A Arquidiocese de Salvador já iniciou o processo de avaliação pastoral proposto para este ano pelas Diretrizes Gerais da Ação Evangelizadora da Igreja no Brasil, da CNBB (DGAE). A iniciativa tem o objetivo de estabelecer novos rumos para melhorar e ampliar o trabalho de evangelização desenvolvido pela Igreja nos grandes centros urbanos.
O estudo das Diretrizes foi o ponto de partida para que as paróquias e as pastorais desenvolvessem suas atividades. Em seguida, foram respondidos formulários, enviados pela Arquidiocese, com sugestões e metas a serem atingidas. De acordo com a coordenadora da Pastoral do Menor, Maria Glacia Bastos, o documento motivou os membros desta pastoral a pensar em novos questionamentos baseados em sua experiência evangelizadora.

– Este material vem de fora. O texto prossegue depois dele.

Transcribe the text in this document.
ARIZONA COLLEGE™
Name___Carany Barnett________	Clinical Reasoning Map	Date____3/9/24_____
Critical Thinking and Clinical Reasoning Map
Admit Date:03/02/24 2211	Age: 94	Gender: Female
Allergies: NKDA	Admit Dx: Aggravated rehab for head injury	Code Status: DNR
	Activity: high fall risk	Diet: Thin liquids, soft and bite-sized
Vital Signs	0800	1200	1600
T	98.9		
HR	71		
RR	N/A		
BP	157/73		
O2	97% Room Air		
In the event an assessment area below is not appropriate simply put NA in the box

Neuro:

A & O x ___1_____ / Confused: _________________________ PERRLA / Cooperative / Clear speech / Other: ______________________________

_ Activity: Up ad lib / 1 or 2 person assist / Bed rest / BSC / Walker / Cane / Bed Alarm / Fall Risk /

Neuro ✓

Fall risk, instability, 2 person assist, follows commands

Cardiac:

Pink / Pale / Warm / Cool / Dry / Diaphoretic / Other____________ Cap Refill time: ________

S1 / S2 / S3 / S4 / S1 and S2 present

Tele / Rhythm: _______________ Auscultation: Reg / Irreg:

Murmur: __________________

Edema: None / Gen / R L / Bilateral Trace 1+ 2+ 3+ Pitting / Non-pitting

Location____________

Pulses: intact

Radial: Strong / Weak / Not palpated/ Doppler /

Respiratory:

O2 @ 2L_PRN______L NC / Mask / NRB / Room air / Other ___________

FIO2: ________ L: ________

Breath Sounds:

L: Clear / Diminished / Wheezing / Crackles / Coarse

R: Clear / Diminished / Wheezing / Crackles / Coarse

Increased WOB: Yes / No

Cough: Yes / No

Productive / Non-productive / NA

“A leitura do documento nos motivou, pois nele encontramos elementos que dão força para a nossa caminhada pastoral, nossa identidade. Ele nos mostra que nosso serviço se enquadra nas propostas da Igreja. Portanto, nosso grande desejo é que a proposta das Diretrizes possa se efetivar e que o serviço que desempenhamos ganhe visibilidade enquanto Igreja Católica”, declarou.
Seguindo a mesma proposta, a Ação Social Arquidiocesana (ASA) realizou, no dia 17 de abril, um encontro de estudo dos dois primeiros capítulos das Diretrizes com as Pastorais Sociais. Das 16 pastorais convidadas, 12 participaram do momento de reflexão e discussão.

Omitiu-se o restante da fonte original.